Lauren Berger, who has risen to prominence as “the Intern Queen,” filled Hunt Union ballroom Wednesday, February 27, delivering career advice to students in an increasingly competitive job market. The “All Work, No Pay: Finding an Internship, Building Your Resume, Making Connections, and Gaining Job Experience” author drew nearly 400 students with her lecture, which was sponsored by the SUNY Oneonta Career Development Center, Hartwick’s Career Services Center and more than 15 other campus organizations.
Berger has become an authority in the field of internships as a published author and founder of InternQueen.com, a destination for matching students with internships in a variety of fields.
“I knew that there was a gap in the marketplace in terms of internship information, there just wasn’t enough for young people. I knew because I was looking for it and I couldn’t find anything. So I decided I was going to not only create the destination where students could go to find internships and read advice and information about how to apply for them, but I was also going to be the person behind it,” said Berger.
Berger, who has held 15 internships herself, stressed the importance of the unpaid positions, not only for their valuable learning potential, but their networking opportunities. Relishing the crowd in stories of rejection, perseverance, triumph and coffee brewing, she opened up dialogue on crafting work experience that’s, in her opinion, as necessary as core class curriculum.
“She made me realize how important internships can be, and how they really can teach you so much,” said Oneonta sophomore, Kimberly Chorba, a double major in communications and mass communications. “It’s not just a great learning experience, but a great networking experience as well.”
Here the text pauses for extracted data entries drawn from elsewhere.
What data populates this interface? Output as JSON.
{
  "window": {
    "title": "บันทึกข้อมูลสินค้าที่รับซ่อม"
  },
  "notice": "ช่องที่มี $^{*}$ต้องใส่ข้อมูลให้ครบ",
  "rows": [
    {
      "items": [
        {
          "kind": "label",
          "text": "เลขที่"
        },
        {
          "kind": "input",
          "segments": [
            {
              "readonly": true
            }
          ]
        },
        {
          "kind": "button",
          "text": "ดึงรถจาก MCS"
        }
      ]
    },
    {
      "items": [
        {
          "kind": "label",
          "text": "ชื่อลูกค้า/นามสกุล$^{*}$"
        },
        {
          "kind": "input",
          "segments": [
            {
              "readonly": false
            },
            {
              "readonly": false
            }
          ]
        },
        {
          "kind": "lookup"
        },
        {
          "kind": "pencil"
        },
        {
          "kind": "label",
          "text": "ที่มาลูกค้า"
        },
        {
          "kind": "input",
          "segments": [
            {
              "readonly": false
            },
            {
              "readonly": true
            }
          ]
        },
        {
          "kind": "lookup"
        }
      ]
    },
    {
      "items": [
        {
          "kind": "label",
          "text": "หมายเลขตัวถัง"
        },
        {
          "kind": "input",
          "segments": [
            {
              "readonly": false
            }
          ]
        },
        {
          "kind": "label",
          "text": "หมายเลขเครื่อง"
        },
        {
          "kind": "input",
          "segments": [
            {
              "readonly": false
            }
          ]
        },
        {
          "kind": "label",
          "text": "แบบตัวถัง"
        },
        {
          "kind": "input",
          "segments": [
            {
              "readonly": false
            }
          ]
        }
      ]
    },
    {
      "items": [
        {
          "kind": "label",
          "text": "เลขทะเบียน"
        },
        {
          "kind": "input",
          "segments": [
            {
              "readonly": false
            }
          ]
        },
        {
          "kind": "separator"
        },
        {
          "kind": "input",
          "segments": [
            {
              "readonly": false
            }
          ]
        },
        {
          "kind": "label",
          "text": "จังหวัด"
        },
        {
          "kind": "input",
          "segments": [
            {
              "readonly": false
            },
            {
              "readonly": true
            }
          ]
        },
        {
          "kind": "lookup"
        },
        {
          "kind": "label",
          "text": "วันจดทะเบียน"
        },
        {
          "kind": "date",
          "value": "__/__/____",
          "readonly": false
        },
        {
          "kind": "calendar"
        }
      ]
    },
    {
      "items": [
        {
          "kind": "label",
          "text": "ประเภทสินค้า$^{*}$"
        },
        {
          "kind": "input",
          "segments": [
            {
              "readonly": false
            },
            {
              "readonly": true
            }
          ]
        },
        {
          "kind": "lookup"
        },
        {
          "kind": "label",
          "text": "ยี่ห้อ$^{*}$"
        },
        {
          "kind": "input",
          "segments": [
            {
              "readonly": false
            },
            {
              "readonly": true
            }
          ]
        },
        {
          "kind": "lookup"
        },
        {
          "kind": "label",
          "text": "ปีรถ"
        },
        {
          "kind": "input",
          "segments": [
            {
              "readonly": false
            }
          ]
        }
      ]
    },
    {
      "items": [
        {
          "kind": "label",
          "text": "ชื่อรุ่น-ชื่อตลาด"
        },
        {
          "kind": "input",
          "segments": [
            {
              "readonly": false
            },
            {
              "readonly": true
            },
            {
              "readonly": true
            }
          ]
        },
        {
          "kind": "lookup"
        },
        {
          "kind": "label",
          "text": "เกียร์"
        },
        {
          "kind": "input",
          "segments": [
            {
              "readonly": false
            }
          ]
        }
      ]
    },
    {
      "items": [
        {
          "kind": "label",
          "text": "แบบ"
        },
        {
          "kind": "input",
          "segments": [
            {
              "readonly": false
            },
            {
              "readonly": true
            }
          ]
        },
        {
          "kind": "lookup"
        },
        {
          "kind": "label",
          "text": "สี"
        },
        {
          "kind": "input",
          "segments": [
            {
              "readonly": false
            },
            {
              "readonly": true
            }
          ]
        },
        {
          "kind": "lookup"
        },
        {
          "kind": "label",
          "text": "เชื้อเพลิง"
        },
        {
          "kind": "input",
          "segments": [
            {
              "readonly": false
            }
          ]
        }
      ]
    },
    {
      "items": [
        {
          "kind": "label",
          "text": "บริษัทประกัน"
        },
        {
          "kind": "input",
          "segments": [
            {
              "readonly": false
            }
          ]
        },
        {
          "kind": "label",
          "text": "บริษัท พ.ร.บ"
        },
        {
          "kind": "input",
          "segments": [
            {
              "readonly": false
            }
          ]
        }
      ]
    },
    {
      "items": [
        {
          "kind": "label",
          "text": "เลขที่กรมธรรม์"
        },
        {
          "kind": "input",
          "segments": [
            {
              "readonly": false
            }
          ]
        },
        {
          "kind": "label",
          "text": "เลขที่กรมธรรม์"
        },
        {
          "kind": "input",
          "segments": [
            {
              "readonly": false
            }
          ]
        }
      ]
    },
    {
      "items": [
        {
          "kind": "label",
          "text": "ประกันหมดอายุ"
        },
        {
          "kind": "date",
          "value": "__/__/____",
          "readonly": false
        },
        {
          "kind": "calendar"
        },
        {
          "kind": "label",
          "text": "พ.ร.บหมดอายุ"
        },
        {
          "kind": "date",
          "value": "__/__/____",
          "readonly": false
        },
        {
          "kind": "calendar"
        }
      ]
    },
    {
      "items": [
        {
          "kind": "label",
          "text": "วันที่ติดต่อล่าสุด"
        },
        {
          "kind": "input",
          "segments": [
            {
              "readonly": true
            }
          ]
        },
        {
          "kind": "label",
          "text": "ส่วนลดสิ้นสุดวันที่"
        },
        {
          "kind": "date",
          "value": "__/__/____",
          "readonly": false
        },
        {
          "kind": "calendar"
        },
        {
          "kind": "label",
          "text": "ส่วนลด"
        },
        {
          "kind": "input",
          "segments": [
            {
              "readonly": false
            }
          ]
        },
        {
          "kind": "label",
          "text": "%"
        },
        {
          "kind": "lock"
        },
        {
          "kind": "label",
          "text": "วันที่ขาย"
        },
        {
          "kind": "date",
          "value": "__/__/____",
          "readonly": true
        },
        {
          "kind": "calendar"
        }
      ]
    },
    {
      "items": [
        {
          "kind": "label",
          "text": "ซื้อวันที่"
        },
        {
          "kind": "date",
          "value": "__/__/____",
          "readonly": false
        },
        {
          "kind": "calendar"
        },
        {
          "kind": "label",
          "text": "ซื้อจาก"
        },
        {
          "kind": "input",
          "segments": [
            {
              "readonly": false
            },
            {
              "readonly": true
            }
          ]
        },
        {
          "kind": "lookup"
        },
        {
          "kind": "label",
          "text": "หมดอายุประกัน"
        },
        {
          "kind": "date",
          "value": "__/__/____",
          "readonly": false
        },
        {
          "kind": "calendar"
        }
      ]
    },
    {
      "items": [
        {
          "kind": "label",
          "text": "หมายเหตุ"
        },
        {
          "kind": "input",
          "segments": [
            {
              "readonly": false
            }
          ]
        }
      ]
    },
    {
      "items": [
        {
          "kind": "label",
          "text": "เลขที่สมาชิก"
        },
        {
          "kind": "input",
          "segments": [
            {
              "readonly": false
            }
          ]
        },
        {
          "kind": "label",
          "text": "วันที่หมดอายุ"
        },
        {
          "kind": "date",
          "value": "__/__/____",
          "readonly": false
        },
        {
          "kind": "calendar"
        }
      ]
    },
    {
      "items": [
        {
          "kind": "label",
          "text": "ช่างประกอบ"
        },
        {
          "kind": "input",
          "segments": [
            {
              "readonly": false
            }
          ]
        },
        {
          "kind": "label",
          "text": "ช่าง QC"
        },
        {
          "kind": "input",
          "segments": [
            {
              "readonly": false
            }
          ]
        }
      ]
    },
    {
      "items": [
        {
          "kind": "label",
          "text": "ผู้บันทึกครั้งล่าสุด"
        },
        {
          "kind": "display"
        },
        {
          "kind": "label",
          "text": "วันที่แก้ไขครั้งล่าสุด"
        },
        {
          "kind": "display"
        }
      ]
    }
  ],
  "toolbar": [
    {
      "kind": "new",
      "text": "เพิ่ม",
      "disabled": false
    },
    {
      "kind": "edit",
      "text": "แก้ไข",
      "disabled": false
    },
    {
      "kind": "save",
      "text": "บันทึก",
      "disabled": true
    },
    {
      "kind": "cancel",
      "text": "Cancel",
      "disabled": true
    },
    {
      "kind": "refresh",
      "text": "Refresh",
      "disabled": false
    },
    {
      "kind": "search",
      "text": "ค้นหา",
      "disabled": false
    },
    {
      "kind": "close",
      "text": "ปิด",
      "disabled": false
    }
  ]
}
Coming in the heat of the summer internship application season, the Intern Queen lecture is the first of many new initiatives, workshops and networking opportunities put on by the Career Development center to promote internships among students.
“It’s always nice to have a fresh face come in and talk about internships, especially someone that’s had 15 internships during her college years. It hits home for students. I received 13 pages of fan mail, several comments which were from freshmen students,” said Megan Ackley, SUNY Oneonta Career Development Center’s Internship Coordinator. “I think there’s a lot of value in honing in on the importance of internships at a young age.”